There are many factors which can leave women financially vulnerable, with divorce being only one of them, according to Eloise Boezak, head of Customer Experience at African Bank.
Boezak said that a common mistake many women make is to rely on their spouse for financial security and retirement planning.
But what if your marriage ends and you lose all of your money in the divorce process, or you’re an over-50 mom who has stayed at home all your married life and then your spouse dies?
Women in these situations may take many years to get back on their feet.
“A marriage partner is not a financial plan. Be in control of your finances, of what you are spending and saving and of what you own at all times. Planning for your retirement should be a priority from the day you start working,” Boezak said.
She shares 5 mistakes that can impact the financial future of women
1. Not understanding the implications of an ante-nuptial or in community of property marriage contract.
Boezak said, “Cohabiting partners have no legal duty to support each other financially during the relationship or afterwards if it should end.”
2. Being dependent on your spouse when quitting your job to stay at home
Quitting your job could result in you losing work benefits like medical aid and pension. Make no mistake, women need to make choices that suit them, however, they also need to have financial independence.
Be clear with your spouse on the importance of protecting your financial future and ensure that you have financial future that is independent of your spouse.
3. Not saving money
Saving should be a priority if you want to secure your financial future.

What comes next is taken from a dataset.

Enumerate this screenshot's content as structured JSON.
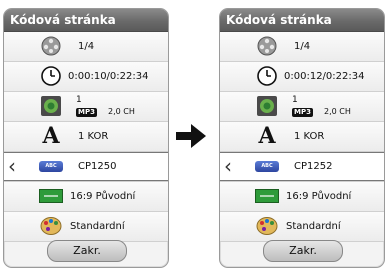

“An easy tip for saving is to set up a debit order that automatically deposits money into a savings account and to keep your cheque and savings accounts separate to stop impulsive spending,” Boezak said.
4. Not budgeting
Not having a budget plan often leads to overspending resulting in debt and unnecessary financial stress. A budget will help you to plan, organise, track, and better your financial situation. Ensure that your budget includes your net income, expenses and space for savings.
5. Failing to set up an emergency fund
Life is full of unexpected situations that can leave you financially unprepared. Save for these emergencies by ensuring you have at least three to six months’ worth of living expenses in your bank account.
As a final piece of advice, Boezak shares that is wise for women to start investing from a young age.